Was beim Bohren von Flüssigkeit beim Tiefbohren zu beachten ist

Tiefbrunnen und Ultra-Tiefbrunnen sind komplizierte Systemtechniken, die ein hohes Risiko für Wirtschaftlichkeit und Technologie darstellen. Daher besteht ein hoher Bedarf an Bohrflüssigkeit.

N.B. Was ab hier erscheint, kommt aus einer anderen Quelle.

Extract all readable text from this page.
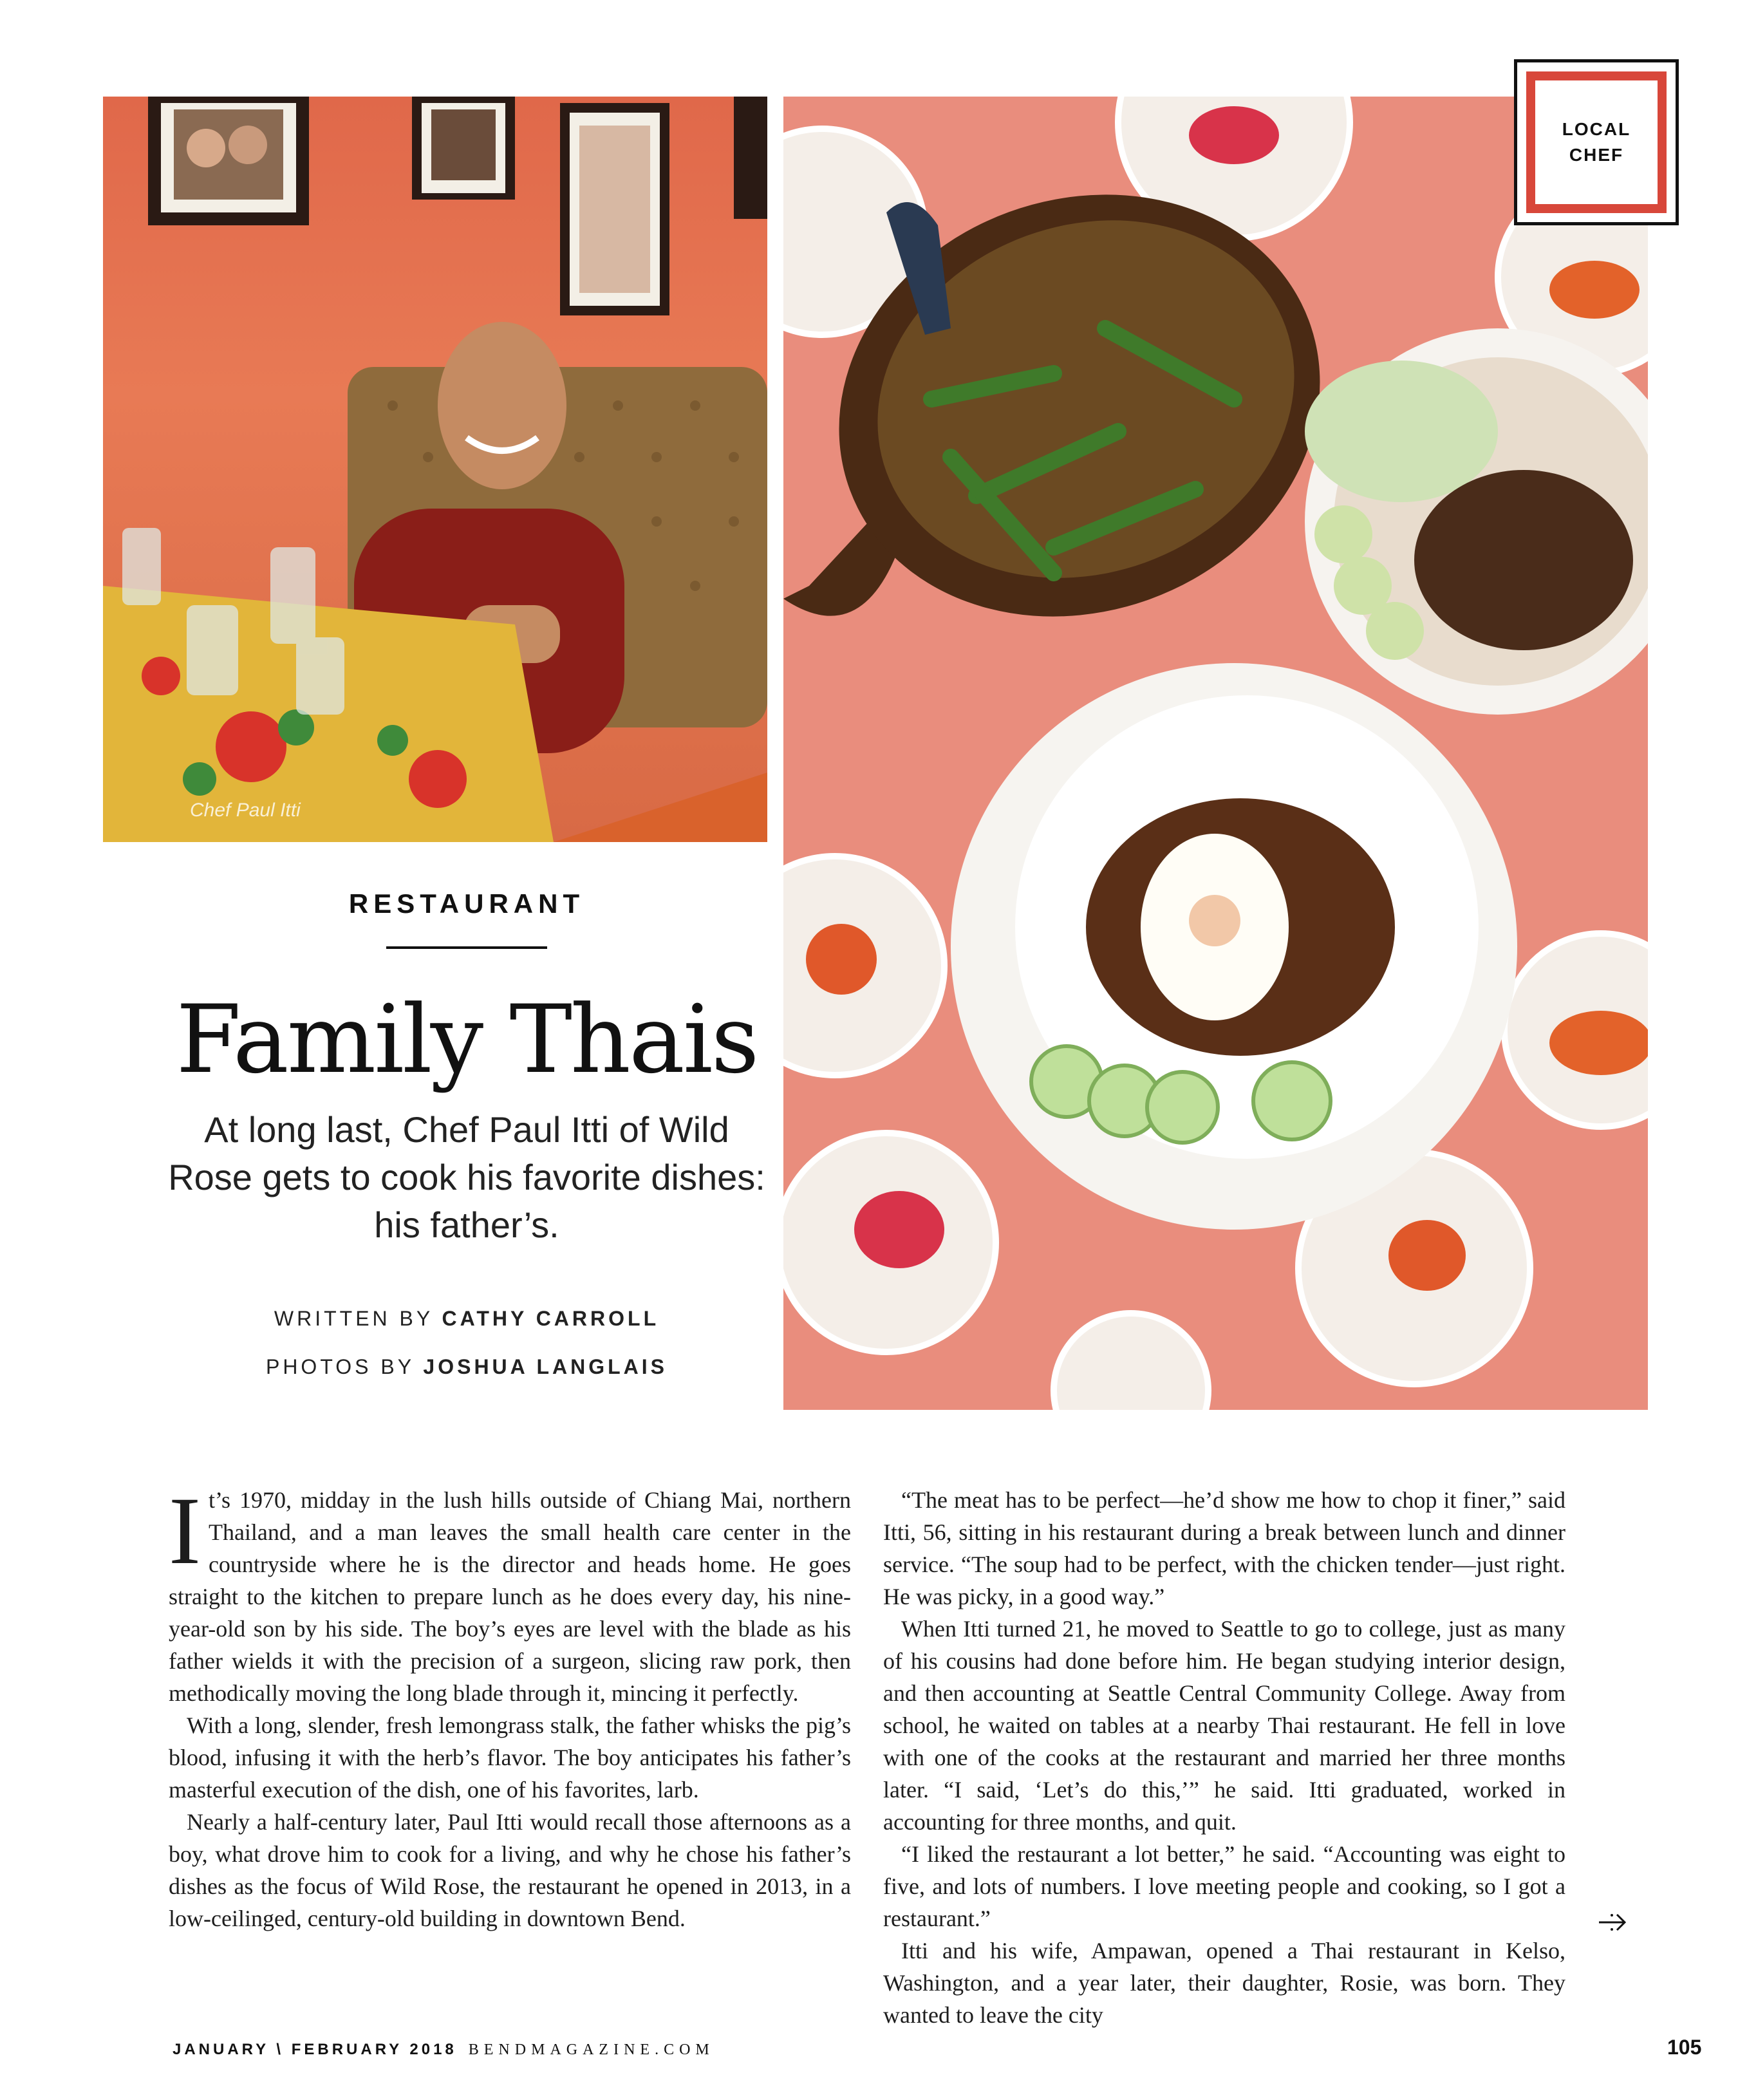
Chef Paul Itti
LOCAL
CHEF
RESTAURANT
Family Thais
At long last, Chef Paul Itti of Wild Rose gets to cook his favorite dishes: his father’s.
WRITTEN BY CATHY CARROLL
PHOTOS BY JOSHUA LANGLAIS

It’s 1970, midday in the lush hills outside of Chiang Mai, northern Thailand, and a man leaves the small health care center in the countryside where he is the director and heads home. He goes straight to the kitchen to prepare lunch as he does every day, his nine-year-old son by his side. The boy’s eyes are level with the blade as his father wields it with the precision of a surgeon, slicing raw pork, then methodically moving the long blade through it, mincing it perfectly.

With a long, slender, fresh lemongrass stalk, the father whisks the pig’s blood, infusing it with the herb’s flavor. The boy anticipates his father’s masterful execution of the dish, one of his favorites, larb.

Nearly a half-century later, Paul Itti would recall those afternoons as a boy, what drove him to cook for a living, and why he chose his father’s dishes as the focus of Wild Rose, the restaurant he opened in 2013, in a low-ceilinged, century-old building in downtown Bend.

“The meat has to be perfect—he’d show me how to chop it finer,” said Itti, 56, sitting in his restaurant during a break between lunch and dinner service. “The soup had to be perfect, with the chicken tender—just right. He was picky, in a good way.”

When Itti turned 21, he moved to Seattle to go to college, just as many of his cousins had done before him. He began studying interior design, and then accounting at Seattle Central Community College. Away from school, he waited on tables at a nearby Thai restaurant. He fell in love with one of the cooks at the restaurant and married her three months later. “I said, ‘Let’s do this,’” he said. Itti graduated, worked in accounting for three months, and quit.

“I liked the restaurant a lot better,” he said. “Accounting was eight to five, and lots of numbers. I love meeting people and cooking, so I got a restaurant.”

Itti and his wife, Ampawan, opened a Thai restaurant in Kelso, Washington, and a year later, their daughter, Rosie, was born. They wanted to leave the city

JANUARY \ FEBRUARY 2018 BENDMAGAZINE.COM	105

Zwei Hauptmerkmale des Tiefbrunnens:

1. Hohe Temperatur: Unter Hochtemperaturbedingungen können die verschiedenen Komponenten der Bohrflüssigkeit abgebaut, fermentiert, verdickt werden und an Wirksamkeit verlieren usw., so dass sich die Leistung der Bohrflüssigkeit ändert und nicht einfach einzustellen und zu steuern ist , wenn es ernst ist, kann der Bohrvorgang nicht normal sein.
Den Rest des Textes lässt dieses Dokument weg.